Stravinsky, Beethoven: Garrick Ohlsson (piano), San Francisco Symphony / Susanna Mälkki (conductor), Davies Symphony Hall, San Francisco. 10.6.2017. (HS)

Susanna_Malkki

Susanna Mälkki (c) Simon Fowler

StravinskyScherzo fantastique; Le Sacre du Printemps (The Rite of Spring)

Beethoven – Piano Concerto No. 1

San Francisco audiences have in the past decade or so enjoyed more than a few rip-snorting renditions of Stravinsky’s Sacre du Printemps under the baton of music director Michael Tilson Thomas. Last Saturday night, Susanna Mälkki, chief conductor of the Helsinki Philharmonic Orchestra, whipped up quite a storm in Davies Symphony Hall.

She led a muscular performance of this seminal work, building towers of sonic colors on a foundation of rock-solid rhythms. She balanced precision—this orchestra has this music in its bones—with a welcome sense of spontaneity. Loud as it got, there were no blaring edges. It’s as satisfying a performance of The Rite as I can recall.

Mälkki is no stranger to San Francisco, having made a huge impression with her first performances with this orchestra in 2012. Last season, in a two-week residency, she explored the music of Russia and Finland. The orchestra clearly has taken a liking to her leadership, her economic and crystal clear gestures and the ability to make even the steeliest music glow.

Those assets were in evidence from the opening work, Stravinsky’s seldom-heard 1907 Scherzo Fantastique. (At least it hasn’t been heard from the San Francisco Symphony since the composer conducted it on a 1958 concert.) The 11-minute overture, written three years before he made his big splash with The Firebird in 2010, buzzes with ‘Flight-of-the-Bumble-Bee’ allusions. Mälkki brought those out in the vivacious outer sections, framing a slower, almost wistful middle one. Sharp ears that heard past the influence of Rimsky-Korsakov, his teacher, could discern early examples of Stravinsky’s signature rhythmic drive, and an orchestral color quite different.
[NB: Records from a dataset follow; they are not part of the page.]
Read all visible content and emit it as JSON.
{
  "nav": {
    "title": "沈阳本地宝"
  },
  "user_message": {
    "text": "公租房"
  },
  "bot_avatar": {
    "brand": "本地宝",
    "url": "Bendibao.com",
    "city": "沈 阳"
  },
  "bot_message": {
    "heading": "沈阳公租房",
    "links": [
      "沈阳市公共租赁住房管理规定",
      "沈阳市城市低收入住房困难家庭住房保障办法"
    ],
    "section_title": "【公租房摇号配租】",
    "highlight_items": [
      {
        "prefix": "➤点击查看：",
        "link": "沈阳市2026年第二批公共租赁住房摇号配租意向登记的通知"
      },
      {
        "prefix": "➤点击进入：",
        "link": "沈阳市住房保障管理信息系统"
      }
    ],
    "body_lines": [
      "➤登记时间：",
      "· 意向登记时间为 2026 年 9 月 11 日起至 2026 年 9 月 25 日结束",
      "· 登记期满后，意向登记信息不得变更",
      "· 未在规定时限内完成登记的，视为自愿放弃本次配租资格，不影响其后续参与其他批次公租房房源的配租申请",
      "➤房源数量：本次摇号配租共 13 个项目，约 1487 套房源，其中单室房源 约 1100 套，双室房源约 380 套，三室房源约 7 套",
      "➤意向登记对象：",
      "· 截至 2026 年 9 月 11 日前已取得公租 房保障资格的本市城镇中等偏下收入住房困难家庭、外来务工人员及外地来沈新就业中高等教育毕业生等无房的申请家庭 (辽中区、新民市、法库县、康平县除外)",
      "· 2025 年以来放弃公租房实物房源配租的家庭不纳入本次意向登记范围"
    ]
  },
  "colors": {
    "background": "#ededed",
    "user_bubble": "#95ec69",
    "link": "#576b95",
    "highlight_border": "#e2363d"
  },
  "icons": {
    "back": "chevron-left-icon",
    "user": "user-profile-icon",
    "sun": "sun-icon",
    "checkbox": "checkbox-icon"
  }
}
In Beethoven’s Piano Concerto No.1, soloist Garrick Ohlsson brought an almost Mozartean sweetness. Mälkki obliged with a softer-edged orchestral approach than we usually hear these days. What emerged was sprightly and warmly shaded, nicely framing Ohlsson’s impeccable technique, especially in the long cadenza in the first movement. Its lavish decoration and intertwining lines emerged with clarity.
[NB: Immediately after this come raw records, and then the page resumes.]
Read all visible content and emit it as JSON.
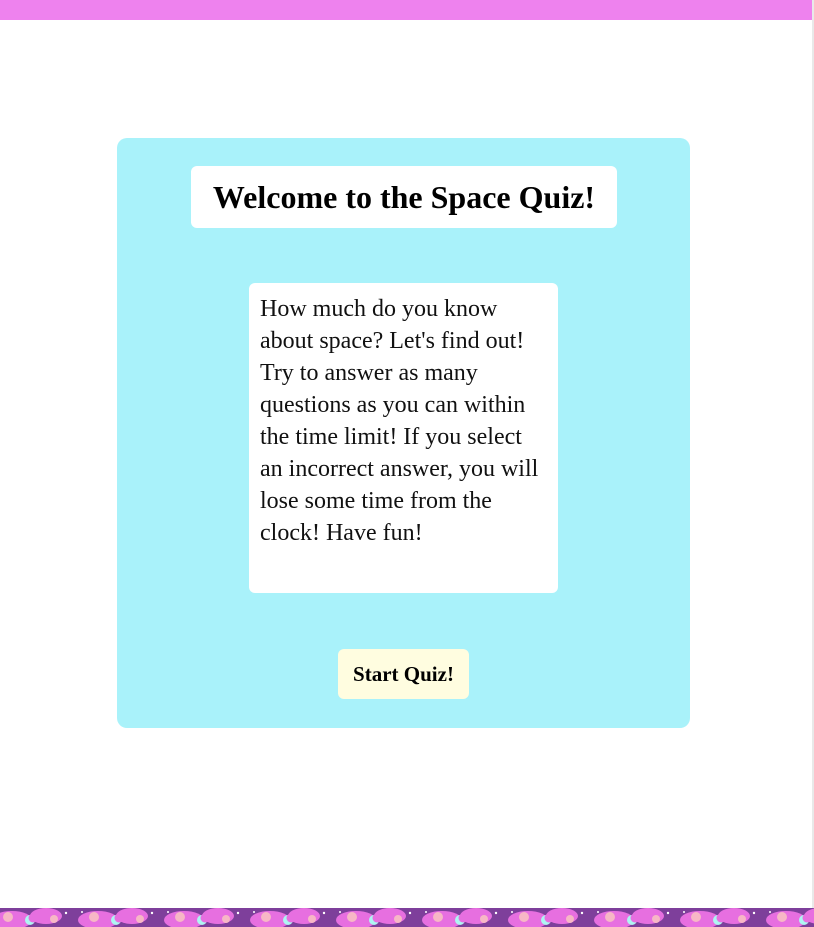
{
  "colors": {
    "top_bar": "#ee82ee",
    "card_background": "#a9f2fa",
    "button_background": "#fffde0",
    "footer_base": "#7e3f9b",
    "footer_cloud": "#e76fe0",
    "footer_moon": "#aef5f2",
    "footer_planet": "#f7b7c6"
  },
  "quiz": {
    "title": "Welcome to the Space Quiz!",
    "description": "How much do you know about space? Let's find out! Try to answer as many questions as you can within the time limit! If you select an incorrect answer, you will lose some time from the clock! Have fun!",
    "start_button_label": "Start Quiz!"
  },
  "footer": {
    "pattern_icon": "space-pattern"
  }
}
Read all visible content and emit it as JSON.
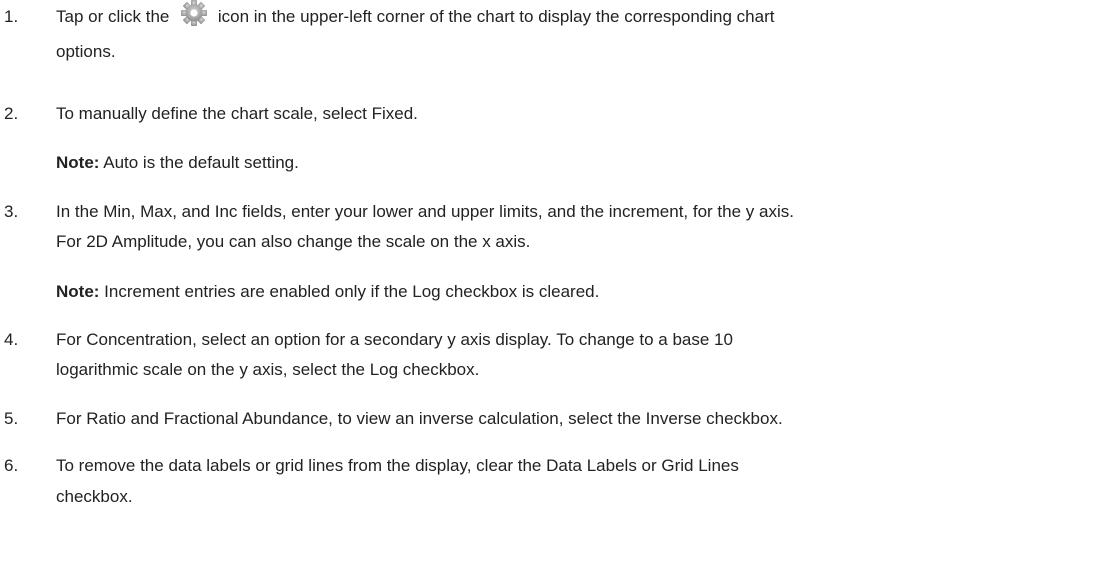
{
  "steps": [
    {
      "num": "1.",
      "line1_before": "Tap or click the",
      "icon": "gear-icon",
      "line1_after": "icon in the upper-left corner of the chart to display the corresponding chart",
      "line2": "options."
    },
    {
      "num": "2.",
      "line1": "To manually define the chart scale, select Fixed.",
      "note_label": "Note:",
      "note_text": " Auto is the default setting."
    },
    {
      "num": "3.",
      "line1": "In the Min, Max, and Inc fields, enter your lower and upper limits, and the increment, for the y axis.",
      "line2": "For 2D Amplitude, you can also change the scale on the x axis.",
      "note_label": "Note:",
      "note_text": " Increment entries are enabled only if the Log checkbox is cleared."
    },
    {
      "num": "4.",
      "line1": "For Concentration, select an option for a secondary y axis display. To change to a base 10",
      "line2": "logarithmic scale on the y axis, select the Log checkbox."
    },
    {
      "num": "5.",
      "line1": "For Ratio and Fractional Abundance, to view an inverse calculation, select the Inverse checkbox."
    },
    {
      "num": "6.",
      "line1": "To remove the data labels or grid lines from the display, clear the Data Labels or Grid Lines",
      "line2": "checkbox."
    }
  ]
}
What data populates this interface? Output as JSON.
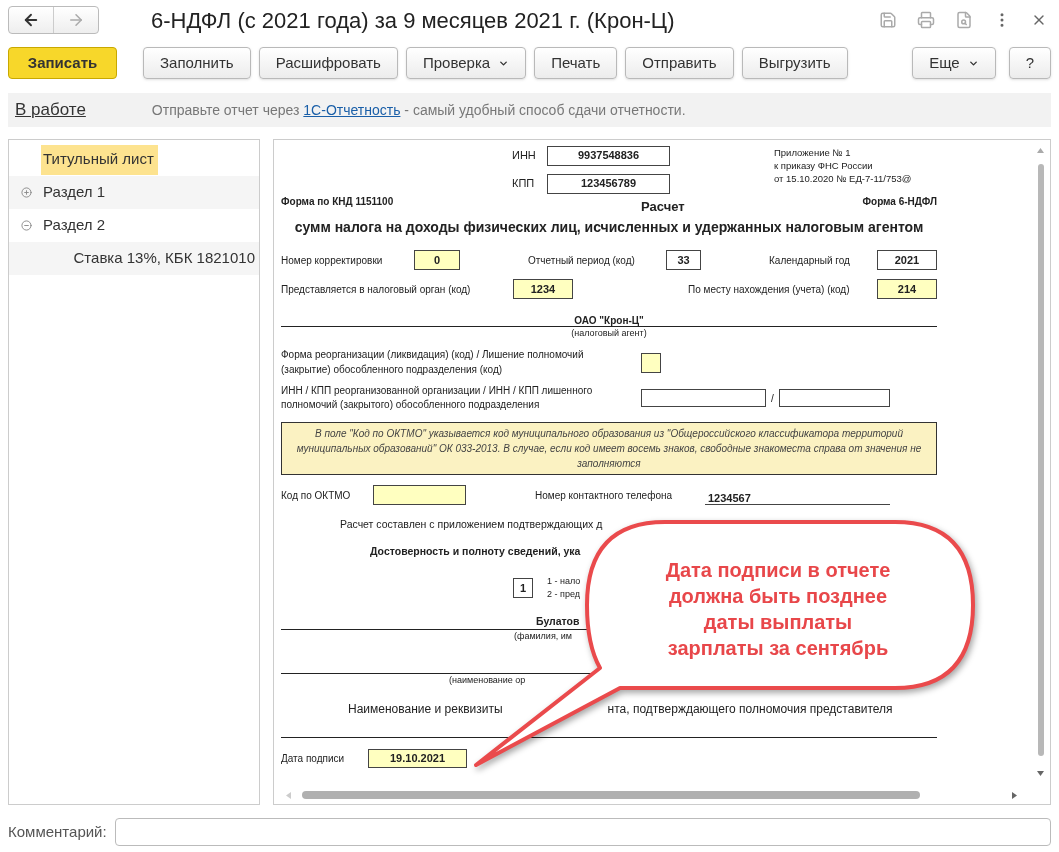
{
  "window": {
    "title": "6-НДФЛ (с 2021 года) за 9 месяцев 2021 г. (Крон-Ц)"
  },
  "toolbar": {
    "buttons": [
      {
        "label": "Записать",
        "kind": "primary"
      },
      {
        "label": "Заполнить",
        "kind": "plain"
      },
      {
        "label": "Расшифровать",
        "kind": "plain"
      },
      {
        "label": "Проверка",
        "kind": "dropdown"
      },
      {
        "label": "Печать",
        "kind": "plain"
      },
      {
        "label": "Отправить",
        "kind": "plain"
      },
      {
        "label": "Выгрузить",
        "kind": "plain"
      }
    ],
    "more": "Еще",
    "help": "?"
  },
  "info_bar": {
    "status": "В работе",
    "message_before": "Отправьте отчет через ",
    "link": "1С-Отчетность",
    "message_after": " - самый удобный способ сдачи отчетности."
  },
  "sidebar": {
    "items": [
      {
        "label": "Титульный лист",
        "selected": true
      },
      {
        "label": "Раздел 1",
        "selected": false,
        "expanded": false
      },
      {
        "label": "Раздел 2",
        "selected": false,
        "expanded": true,
        "children": [
          {
            "label": "Ставка 13%, КБК 1821010",
            "selected": false
          }
        ]
      }
    ]
  },
  "form": {
    "inn_label": "ИНН",
    "inn": "9937548836",
    "kpp_label": "КПП",
    "kpp": "123456789",
    "appendix": [
      "Приложение № 1",
      "к приказу ФНС России",
      "от 15.10.2020 № ЕД-7-11/753@"
    ],
    "knd": "Форма по КНД 1151100",
    "form_name": "Форма 6-НДФЛ",
    "title": "Расчет",
    "subtitle": "сумм налога на доходы физических лиц, исчисленных и удержанных налоговым агентом",
    "row1": [
      {
        "label": "Номер корректировки",
        "value": "0",
        "editable": true
      },
      {
        "label": "Отчетный период (код)",
        "value": "33",
        "editable": false
      },
      {
        "label": "Календарный год",
        "value": "2021",
        "editable": false
      }
    ],
    "row2": [
      {
        "label": "Представляется в налоговый орган (код)",
        "value": "1234",
        "editable": true
      },
      {
        "label": "По месту нахождения (учета) (код)",
        "value": "214",
        "editable": true
      }
    ],
    "agent": "ОАО \"Крон-Ц\"",
    "agent_caption": "(налоговый агент)",
    "reorg_label": "Форма реорганизации (ликвидация) (код) / Лишение полномочий (закрытие) обособленного подразделения (код)",
    "reorg_inn_label": "ИНН / КПП реорганизованной организации / ИНН / КПП лишенного полномочий (закрытого) обособленного подразделения",
    "reorg_separator": "/",
    "note": "В поле \"Код по ОКТМО\" указывается код муниципального образования из \"Общероссийского классификатора территорий муниципальных образований\" ОК 033-2013. В случае, если код имеет восемь знаков, свободные знакоместа справа от значения не заполняются",
    "oktmo_label": "Код по ОКТМО",
    "phone_label": "Номер контактного телефона",
    "phone": "1234567",
    "attachment_text": "Расчет составлен с приложением подтверждающих д",
    "reliability": "Достоверность и полноту сведений, ука",
    "signer_code": "1",
    "signer_options": [
      "1 - нало",
      "2 - пред"
    ],
    "signer_name": "Булатов",
    "signer_caption": "(фамилия, им",
    "org_caption": "(наименование ор",
    "doc_text": [
      "Наименование и реквизиты",
      "нта, подтверждающего полномочия представителя"
    ],
    "sign_date_label": "Дата подписи",
    "sign_date": "19.10.2021"
  },
  "callout": {
    "lines": [
      "Дата подписи в отчете",
      "должна быть позднее",
      "даты выплаты",
      "зарплаты за сентябрь"
    ]
  },
  "comment": {
    "label": "Комментарий:"
  }
}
The slow movement, for all its grace, could have used more emotional richness, but the finale bopped along with wit and welcome crispness. Chopin’s Nocturne Op. 15 No. 2 in F-sharp made a long-breathed encore for Ohlsson.

From principal bassoon Steven Paulson’s statement of the famous opening lines, it was clear that Sacre du Printemps was not going to sacrifice beauty of sound to get to the pagan soul. Paulson’s tone, even at the very top of the instrument’s range, showed no strain, no hard edge. Mälkki let the secondary lines overlap with no hurry. Rhythmic gestures came and went with an almost improvisational feel, until the locomotive started picking up steam with the “Dances of the Young Girls.”
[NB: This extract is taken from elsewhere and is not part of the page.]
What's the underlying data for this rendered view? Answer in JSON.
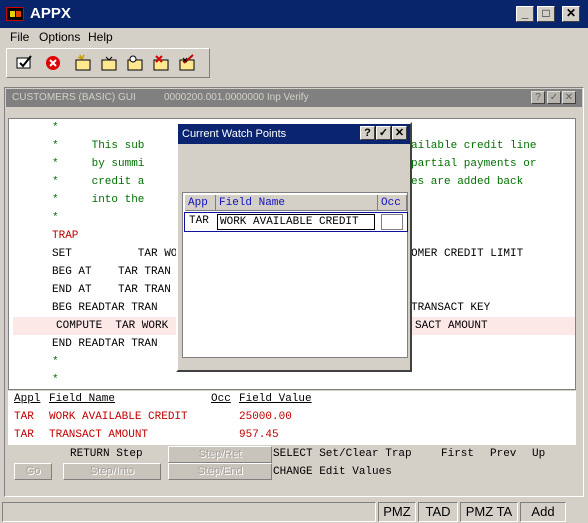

From there, the rhythmic surge in every section seemed to find a different personality, the whole thing flowing with a sense of inevitability. “Spring Rounds” pulsed with restraint, but the climaxes of “Dance Out of the Earth,” which ends the first half, were shattering.

Sharp entrances kept everything moving forward. The brass section distinguished itself with brilliant execution and throughout the orchestra solos wove together as one. The “Sacrificial Dance” at the close had an abandon that was absolutely delicious.